Cherokee Heritage Trails Guidebook
Title | Cherokee Heritage Trails Guidebook PDF eBook |
Author | Barbara R. Duncan |
Publisher | University of North Carolina Press |
Total Pages | 388 |
Release | 2003 |
Genre | History |
ISBN |
Enriched by Cherokee voices, this guidebook offers a unique journey into the lands and culture of the Eastern Band of Cherokee Indians in the mountains of North Carolina, Tennessee, and Georgia. Stories, history, poems, and philosophy enrich the text and reveal the imagination of Cherokees past and present. 144 color photos.
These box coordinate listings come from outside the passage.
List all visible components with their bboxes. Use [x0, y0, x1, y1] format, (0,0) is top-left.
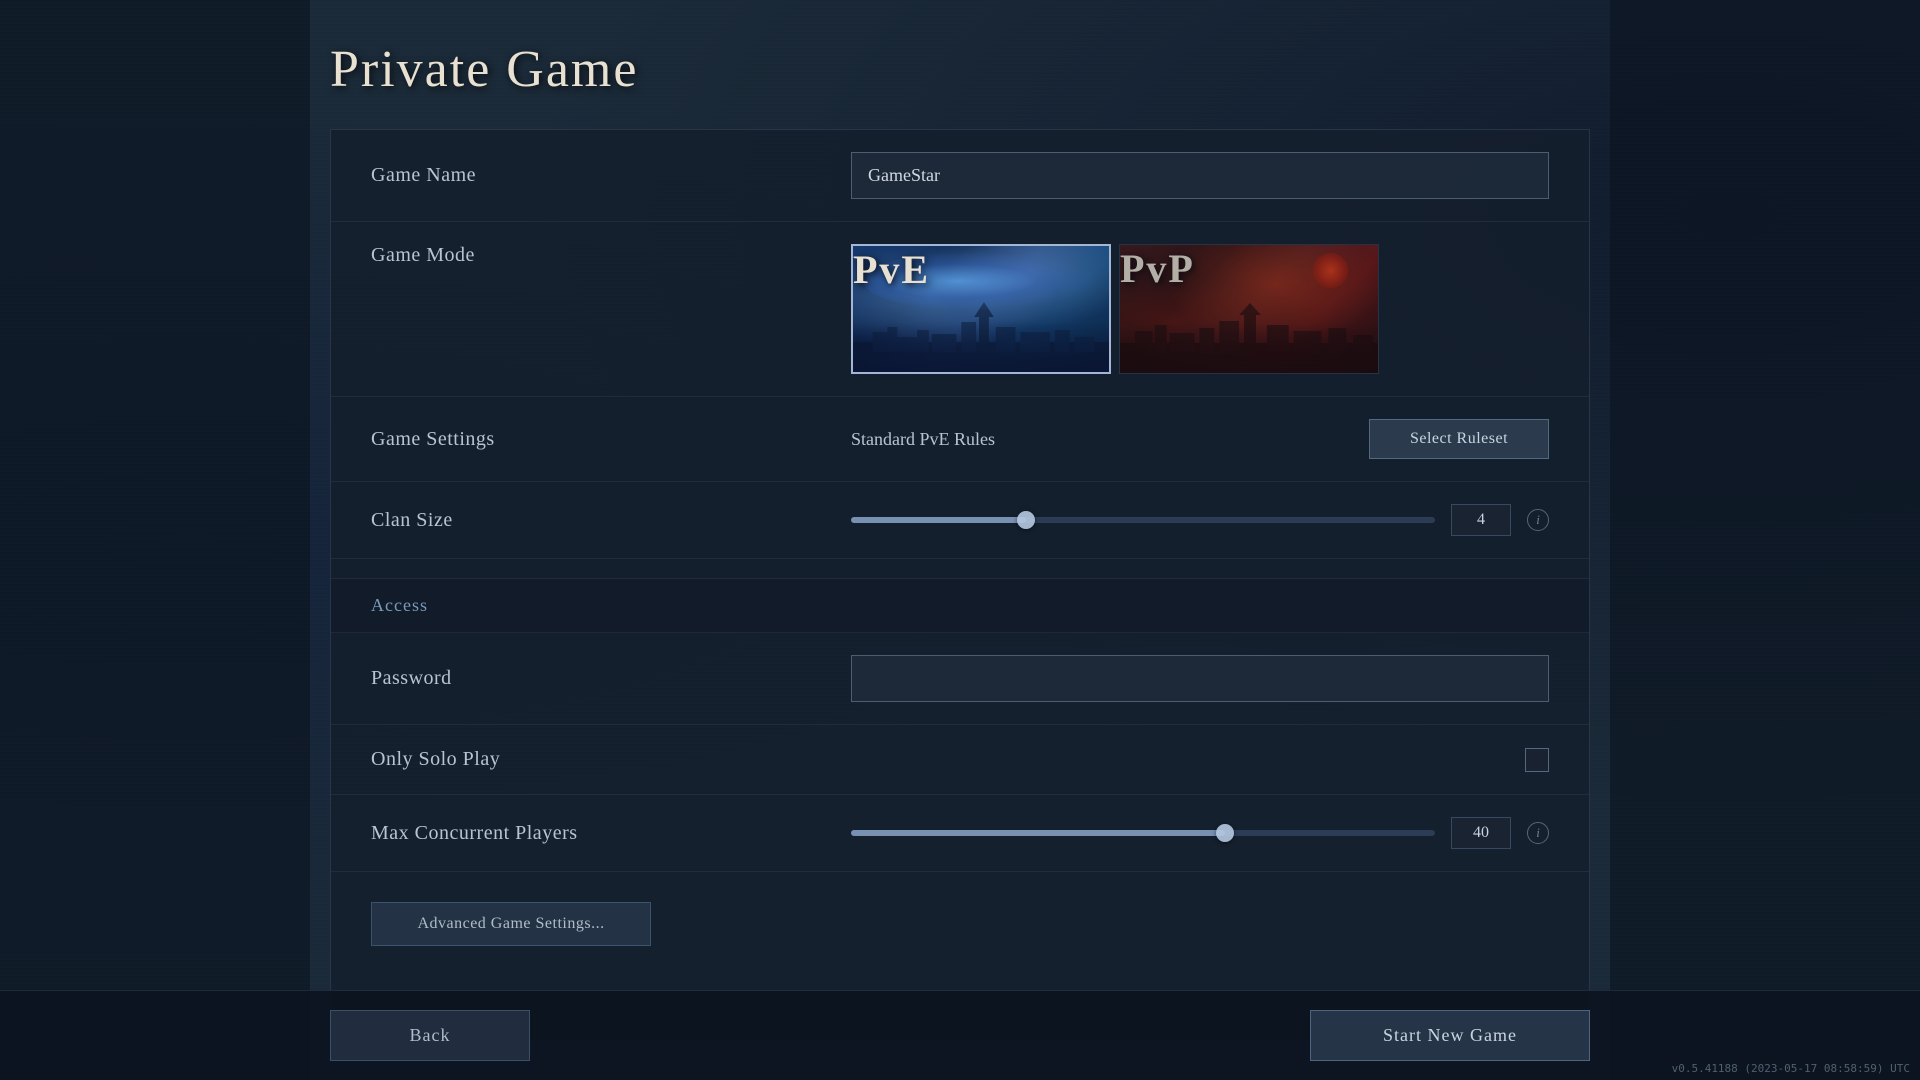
password-input[interactable]: [851, 655, 1549, 702]
advanced-settings-button[interactable]: Advanced Game Settings...: [371, 902, 651, 946]
clan-size-row: Clan Size 4 i: [331, 482, 1589, 559]
game-mode-content: PvE: [851, 244, 1549, 374]
solo-play-label: Only Solo Play: [371, 748, 851, 771]
password-row: Password: [331, 633, 1589, 725]
max-players-fill: [851, 830, 1225, 836]
advanced-row: Advanced Game Settings...: [331, 872, 1589, 976]
max-players-label: Max Concurrent Players: [371, 822, 851, 845]
game-settings-label: Game Settings: [371, 428, 851, 451]
pve-label: PvE: [853, 247, 930, 302]
game-mode-row: Game Mode: [331, 222, 1589, 397]
pve-scene-svg: [853, 302, 1109, 372]
page-title: Private Game: [330, 40, 1590, 99]
clan-size-fill: [851, 517, 1026, 523]
game-name-row: Game Name: [331, 130, 1589, 222]
mode-card-pvp[interactable]: PvP: [1119, 244, 1379, 374]
main-container: Private Game Game Name Game Mode: [0, 0, 1920, 1080]
pvp-moon: [1313, 253, 1348, 288]
max-players-info-icon[interactable]: i: [1527, 822, 1549, 844]
max-players-slider[interactable]: [851, 830, 1435, 836]
access-header-label: Access: [371, 595, 428, 615]
game-name-content: [851, 152, 1549, 199]
solo-play-row: Only Solo Play: [331, 725, 1589, 795]
bottom-bar: Back Start New Game: [0, 990, 1920, 1080]
spacer-1: [331, 559, 1589, 579]
settings-value: Standard PvE Rules: [851, 429, 1369, 450]
pvp-scene-svg: [1120, 303, 1378, 373]
game-settings-content: Standard PvE Rules Select Ruleset: [851, 419, 1549, 459]
mode-options: PvE: [851, 244, 1379, 374]
max-players-thumb[interactable]: [1216, 824, 1234, 842]
max-players-content: 40 i: [851, 817, 1549, 849]
settings-panel: Game Name Game Mode: [330, 129, 1590, 1040]
clan-size-thumb[interactable]: [1017, 511, 1035, 529]
mode-card-pve[interactable]: PvE: [851, 244, 1111, 374]
version-info: v0.5.41188 (2023-05-17 08:58:59) UTC: [1672, 1062, 1910, 1075]
clan-size-label: Clan Size: [371, 509, 851, 532]
select-ruleset-button[interactable]: Select Ruleset: [1369, 419, 1549, 459]
max-players-row: Max Concurrent Players 40 i: [331, 795, 1589, 872]
clan-size-info-icon[interactable]: i: [1527, 509, 1549, 531]
start-new-game-button[interactable]: Start New Game: [1310, 1010, 1590, 1061]
game-settings-row: Game Settings Standard PvE Rules Select …: [331, 397, 1589, 482]
clan-size-value: 4: [1451, 504, 1511, 536]
game-name-input[interactable]: [851, 152, 1549, 199]
password-content: [851, 655, 1549, 702]
max-players-value: 40: [1451, 817, 1511, 849]
clan-size-content: 4 i: [851, 504, 1549, 536]
access-header-row: Access: [331, 579, 1589, 633]
back-button[interactable]: Back: [330, 1010, 530, 1061]
pvp-label: PvP: [1120, 246, 1195, 301]
solo-play-content: [851, 748, 1549, 772]
game-name-label: Game Name: [371, 164, 851, 187]
password-label: Password: [371, 667, 851, 690]
solo-play-checkbox[interactable]: [1525, 748, 1549, 772]
clan-size-slider[interactable]: [851, 517, 1435, 523]
game-mode-label: Game Mode: [371, 244, 851, 267]
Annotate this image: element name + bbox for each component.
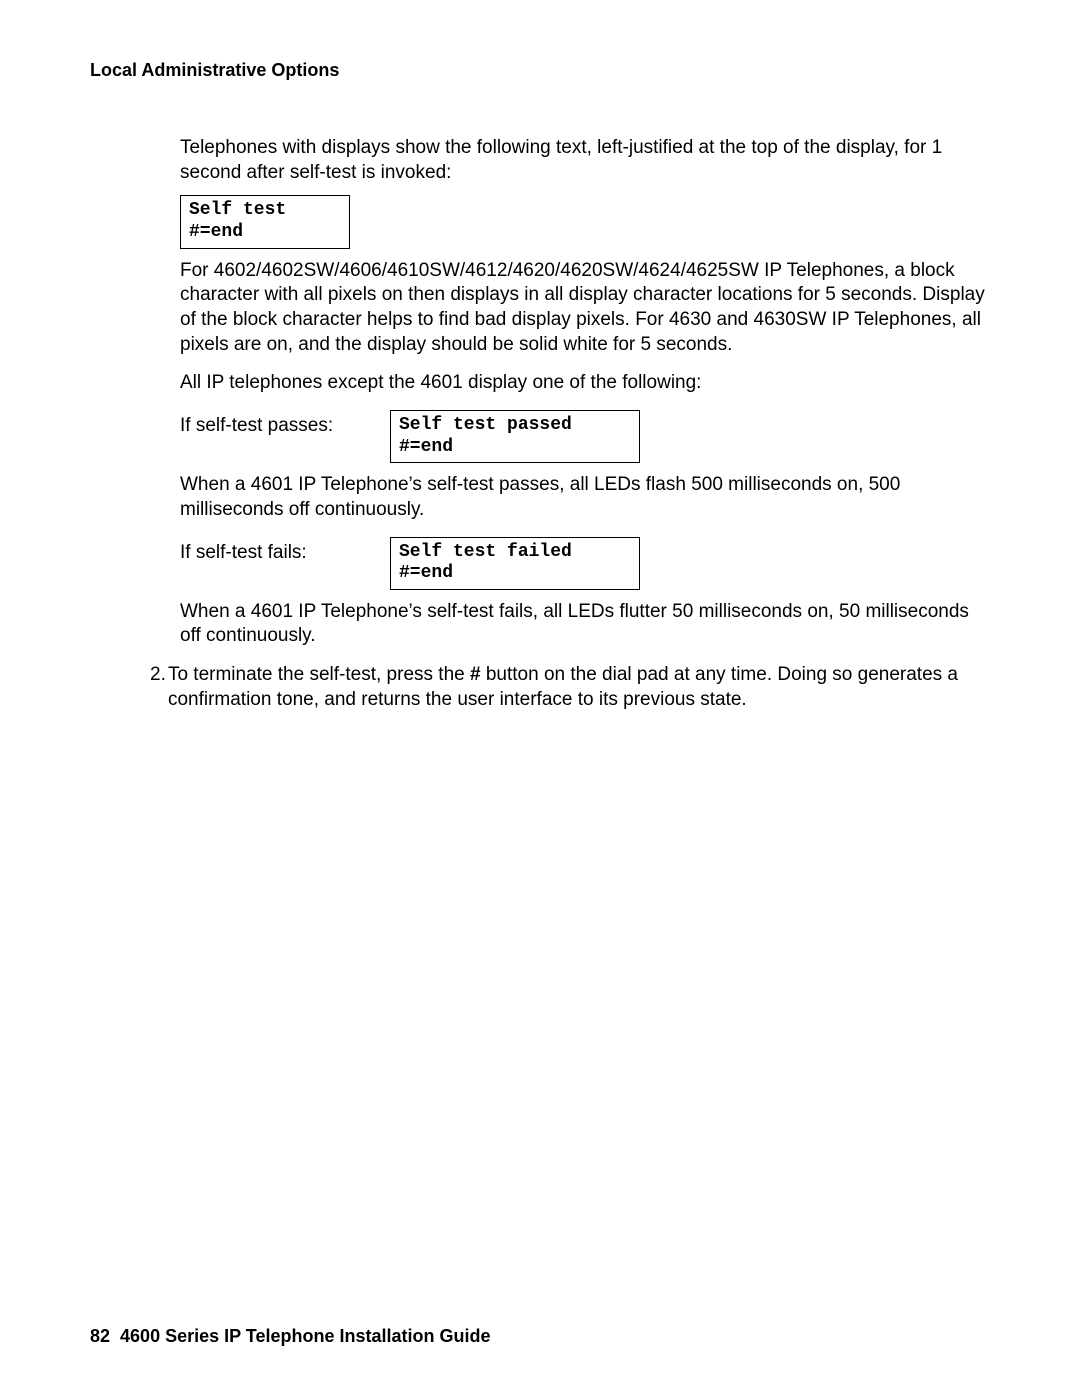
self-test-display-box: Self test #=end [180,195,350,248]
step-text: To terminate the self-test, press the # … [168,663,990,712]
hash-key: # [470,664,481,685]
pass-paragraph: When a 4601 IP Telephone’s self-test pas… [180,473,990,522]
body-content: Telephones with displays show the follow… [180,136,990,713]
fail-row: If self-test fails: Self test failed #=e… [180,537,990,590]
page-header: Local Administrative Options [90,60,990,81]
step-number: 2. [150,663,168,712]
step-2: 2. To terminate the self-test, press the… [180,663,990,712]
pass-row: If self-test passes: Self test passed #=… [180,410,990,463]
fail-label: If self-test fails: [180,537,390,566]
intro-paragraph: Telephones with displays show the follow… [180,136,990,185]
block-char-paragraph: For 4602/4602SW/4606/4610SW/4612/4620/46… [180,259,990,358]
page-footer: 82 4600 Series IP Telephone Installation … [90,1326,491,1347]
step-text-1: To terminate the self-test, press the [168,664,470,685]
page-number: 82 [90,1326,110,1346]
fail-paragraph: When a 4601 IP Telephone’s self-test fai… [180,600,990,649]
pass-display-box: Self test passed #=end [390,410,640,463]
footer-title: 4600 Series IP Telephone Installation Gu… [120,1326,490,1346]
page: Local Administrative Options Telephones … [0,0,1080,1397]
pass-label: If self-test passes: [180,410,390,439]
all-phones-paragraph: All IP telephones except the 4601 displa… [180,371,990,396]
fail-display-box: Self test failed #=end [390,537,640,590]
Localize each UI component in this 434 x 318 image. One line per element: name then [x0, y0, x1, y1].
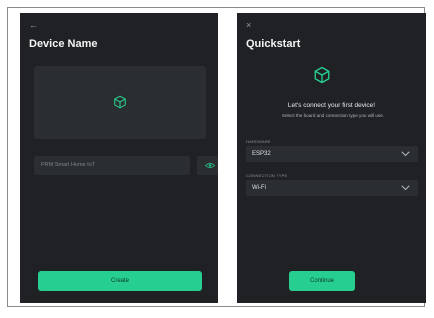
cube-icon — [114, 95, 126, 109]
screen-title: Quickstart — [246, 38, 301, 50]
close-icon[interactable]: × — [246, 21, 251, 30]
eye-icon — [204, 163, 215, 168]
connection-type-select[interactable]: Wi-Fi — [246, 180, 418, 196]
visibility-toggle-button[interactable] — [197, 156, 218, 175]
device-name-screen: ← Device Name PRM Smart Home IoT Create — [20, 13, 218, 303]
cube-icon-wrap — [313, 66, 331, 84]
hardware-label: HARDWARE — [246, 139, 271, 144]
back-arrow-icon[interactable]: ← — [29, 21, 38, 30]
welcome-heading: Let's connect your first device! — [287, 102, 376, 109]
welcome-subtitle: Select the board and connection type you… — [281, 113, 385, 118]
chevron-down-icon — [401, 151, 410, 157]
device-image-placeholder[interactable] — [34, 66, 206, 139]
device-name-input[interactable]: PRM Smart Home IoT — [34, 156, 190, 175]
cube-icon — [314, 66, 330, 84]
hardware-value: ESP32 — [252, 151, 271, 157]
screen-title: Device Name — [29, 38, 98, 50]
quickstart-screen: × Quickstart Let's connect your first de… — [237, 13, 426, 303]
connection-type-value: Wi-Fi — [252, 185, 266, 191]
hardware-select[interactable]: ESP32 — [246, 146, 418, 162]
connection-type-label: CONNECTION TYPE — [246, 173, 288, 178]
chevron-down-icon — [401, 185, 410, 191]
continue-button[interactable]: Continue — [289, 271, 355, 291]
create-button[interactable]: Create — [38, 271, 202, 291]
Sustaining the Cherokee Family
Title | Sustaining the Cherokee Family PDF eBook |
Author | Rose Stremlau |
Publisher | Univ of North Carolina Press |
Total Pages | 338 |
Release | 2011 |
Genre | History |
ISBN | 0807834998 |
Sustaining the Cherokee Family
Cherokee History and Culture
Title | Cherokee History and Culture PDF eBook |
Author | D. L. Birchfield |
Publisher | Gareth Stevens Publishing LLLP |
Total Pages | 50 |
Release | 2011-08-01 |
Genre | Juvenile Nonfiction |
ISBN | 1433959585 |
An introduction to the locale, history, way of life, and culture of the Cherokee Indians.